Editor’s note: During the Thanksgiving holiday, The Hub will take a look back at some of the best and most popular stories from our first semester. This story was originally published on Sept. 11, 2014.
The opening day at the John Leslie Patton Jr. Academic Center’s Drop-In Center started early. A resource for homeless students to pick up food, hygiene items, diapers and milk, the drop-in center also offers a bit of encouragement to help the students push through another day. Patton Community Liaison Saundra Staton-Dillon and several of her colleagues are busy moving about the room, focused on counting inventory, organizing stock and filling bags with toothpaste, deodorant and other personal care items that will go to students designated as homeless.

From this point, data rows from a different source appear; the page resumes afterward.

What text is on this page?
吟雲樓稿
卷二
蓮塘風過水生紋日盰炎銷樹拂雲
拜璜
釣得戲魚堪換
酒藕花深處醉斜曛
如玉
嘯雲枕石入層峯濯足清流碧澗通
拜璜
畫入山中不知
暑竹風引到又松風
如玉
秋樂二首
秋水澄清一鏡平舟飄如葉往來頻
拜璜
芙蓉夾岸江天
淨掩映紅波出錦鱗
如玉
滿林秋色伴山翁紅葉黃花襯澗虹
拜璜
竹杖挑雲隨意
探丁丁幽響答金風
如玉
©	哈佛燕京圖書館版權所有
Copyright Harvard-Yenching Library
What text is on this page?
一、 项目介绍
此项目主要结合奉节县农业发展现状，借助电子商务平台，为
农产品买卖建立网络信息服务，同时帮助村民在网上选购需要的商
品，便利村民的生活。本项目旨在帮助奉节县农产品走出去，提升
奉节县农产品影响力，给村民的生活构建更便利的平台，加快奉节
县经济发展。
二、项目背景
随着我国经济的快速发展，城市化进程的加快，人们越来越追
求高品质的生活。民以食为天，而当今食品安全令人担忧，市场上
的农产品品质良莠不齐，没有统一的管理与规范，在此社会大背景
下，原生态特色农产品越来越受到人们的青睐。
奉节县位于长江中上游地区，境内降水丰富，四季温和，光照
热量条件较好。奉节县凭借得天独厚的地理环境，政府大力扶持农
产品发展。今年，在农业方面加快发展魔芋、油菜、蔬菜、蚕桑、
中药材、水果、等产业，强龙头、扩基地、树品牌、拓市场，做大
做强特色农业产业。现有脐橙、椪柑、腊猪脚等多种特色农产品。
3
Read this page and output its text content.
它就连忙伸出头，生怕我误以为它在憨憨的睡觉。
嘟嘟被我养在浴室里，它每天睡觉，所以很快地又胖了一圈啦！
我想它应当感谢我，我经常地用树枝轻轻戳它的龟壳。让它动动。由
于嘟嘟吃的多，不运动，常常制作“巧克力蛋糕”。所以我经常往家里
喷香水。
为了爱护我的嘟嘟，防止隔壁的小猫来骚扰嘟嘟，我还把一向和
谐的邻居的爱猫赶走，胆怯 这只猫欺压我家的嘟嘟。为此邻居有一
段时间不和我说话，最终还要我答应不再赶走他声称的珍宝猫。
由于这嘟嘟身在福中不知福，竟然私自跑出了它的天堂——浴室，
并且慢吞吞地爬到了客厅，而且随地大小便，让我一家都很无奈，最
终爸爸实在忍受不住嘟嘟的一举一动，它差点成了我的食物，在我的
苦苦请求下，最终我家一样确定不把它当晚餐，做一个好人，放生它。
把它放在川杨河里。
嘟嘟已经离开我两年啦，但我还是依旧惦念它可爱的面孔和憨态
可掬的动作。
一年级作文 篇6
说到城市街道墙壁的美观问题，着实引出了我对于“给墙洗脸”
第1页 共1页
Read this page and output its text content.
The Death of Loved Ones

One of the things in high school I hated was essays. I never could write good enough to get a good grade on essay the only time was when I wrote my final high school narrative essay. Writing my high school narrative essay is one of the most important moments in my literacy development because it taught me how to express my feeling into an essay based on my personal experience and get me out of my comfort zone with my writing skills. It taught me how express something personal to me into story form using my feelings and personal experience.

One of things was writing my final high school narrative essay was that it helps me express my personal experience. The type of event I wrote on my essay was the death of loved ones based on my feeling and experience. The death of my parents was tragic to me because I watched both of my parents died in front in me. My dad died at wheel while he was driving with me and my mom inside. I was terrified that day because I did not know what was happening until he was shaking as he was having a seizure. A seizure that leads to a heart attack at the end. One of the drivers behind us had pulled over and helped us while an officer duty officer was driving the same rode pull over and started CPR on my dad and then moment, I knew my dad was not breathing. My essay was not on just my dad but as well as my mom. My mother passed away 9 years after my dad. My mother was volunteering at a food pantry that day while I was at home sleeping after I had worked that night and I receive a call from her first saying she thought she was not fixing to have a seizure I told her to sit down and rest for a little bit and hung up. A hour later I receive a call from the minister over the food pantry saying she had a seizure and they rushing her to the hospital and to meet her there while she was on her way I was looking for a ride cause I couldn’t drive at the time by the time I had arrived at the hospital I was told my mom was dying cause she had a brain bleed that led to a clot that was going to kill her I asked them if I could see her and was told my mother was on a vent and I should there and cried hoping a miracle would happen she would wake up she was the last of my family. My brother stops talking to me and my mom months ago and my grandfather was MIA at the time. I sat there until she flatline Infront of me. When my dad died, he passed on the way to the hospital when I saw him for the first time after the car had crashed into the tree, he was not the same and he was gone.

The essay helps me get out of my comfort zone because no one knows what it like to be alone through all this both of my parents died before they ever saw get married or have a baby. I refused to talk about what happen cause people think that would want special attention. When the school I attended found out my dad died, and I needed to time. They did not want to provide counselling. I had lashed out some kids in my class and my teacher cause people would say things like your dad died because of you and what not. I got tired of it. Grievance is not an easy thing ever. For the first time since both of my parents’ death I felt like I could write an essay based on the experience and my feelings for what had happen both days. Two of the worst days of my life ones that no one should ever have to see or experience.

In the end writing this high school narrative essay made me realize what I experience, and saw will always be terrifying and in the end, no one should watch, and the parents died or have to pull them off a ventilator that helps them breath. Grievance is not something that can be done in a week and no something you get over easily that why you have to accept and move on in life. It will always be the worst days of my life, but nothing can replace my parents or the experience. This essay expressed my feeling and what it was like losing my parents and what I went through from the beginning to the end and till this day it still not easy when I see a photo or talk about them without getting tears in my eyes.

Room 212 houses Patton’s drop-in center and doubles as Staton-Dillon’s office, decorated in purple mementos and family photos. As cars and city buses speed by the aged mid-century homes across Beckley Avenue, students with sleepy, tired eyes begin to make their way into the building. A few peek in and walk by the open door, others actually come in.
A tall, slender teenage girl with golden ombre side-swept bangs comes in quietly, timid. Staton-Dillon welcomes her, guides her to a table with breakfast tacos and juice, and reminds her to fill out paperwork. She joins a table of her peers. Among them is De’Vonte Fields.
Fields graduated from Patton this summer and is now a student at El Centro College embarking on a career in the Army. Confident and energetic, Fields is preparing for his first deployment to South Africa. He is proud to follow in the footsteps of his grandfathers, who both had 30-plus-year careers in the military. Fields admits his life was not always something he could brag about.
“My experience here, in the drop-in center, was promising,” said Fields. “When I was here, I was going through a lot of things—I was homeless, my family wasn’t encouraging me. I probably would’ve given up and dropped out had I not found this place.”
Despite being one credit shy of graduation, Fields described a feeling of hopelessness.
“If it were not for this program, these people encouraging me, giving me advice – they helped me through it,” Fields said. “Those were some hard times.”
Fields said Staton-Dillon and others at the center helped him meet his needs for housing, academic progress and guidance and that he returned to the center for its opening to return the support he received to encourage other students.
The concept of the drop-in center began two years ago at North Dallas High School under the direction of Mark Pierce, manager of Dallas ISD’s Homeless Education Program.
Pierce launched the effort with the help of the Church of the Incarnation, starting out with coffee and donuts. Then Pierce brought over things that came in through the Homeless Education Program —backpacks, school uniforms and sleeping bags.
“The following year, I really wanted to get into Patton because it was clear we had a fairly high population of students—about 40 percent—who identified as homeless,” Pierce said. “Which can mean that they live with another family, are couch-surfing or that they live with their mom who lives with their grandma.”
Pierce said the Dallas ISD homeless student population is about 3,500. Many students don’t want people to know they are homeless because they don’t want to go into foster care. Sometimes, students don’t realize they are homeless.
“My primary goal is to keep them in school, to motivate them to continue and graduate,” said Pierce. “The best place for them to be is in school and not to give up on school, drop out and hang out in the street. The primary objective of the center is to improve attendance. We track that every year and have documented that it is actually working—that the kids that are connected with the drop-in center tend to attend school better than those that don’t.” Patton Principal Leslie Swann agreed.
“This is one less thing students have to worry about,” said Swann. “Through the drop-in center, students can get breakfast, personal care items, milk and nutritional items for themselves, younger siblings they care for, or children of their own.”
The Patton drop-in center, much like the one at North Dallas High School, partners with nearby agencies to provide goods and services to their students.
The North Texas Food Bank has been key in helping meet student needs, along with other organizations such as Promise House, which provides shelter for students, and local churches that may donate meals or provide mentors. Swann said Dillon and counselors at the school have cultivated relationships with other agencies that provide social services and counseling and can provide referrals for additional support or wraparound services.
“It is not important how our students got here; their past is irrelevant,” said Swann. “The focus is providing resources to help kids be successful and help them handle the real life issues that are affecting them, issues that may be the cause of why they are here in the first place.”
Though Swann has only been Patton’s lead administrator for a year, she praised the work of campus employees who contribute to the countless success stories of students given another chance to graduate.
“What they do here, what they show you is a blessing. Whenever I’m here, I always want to come back and support this program, this is an awesome thing,” said Fields. “This is where I began to feel good about myself.”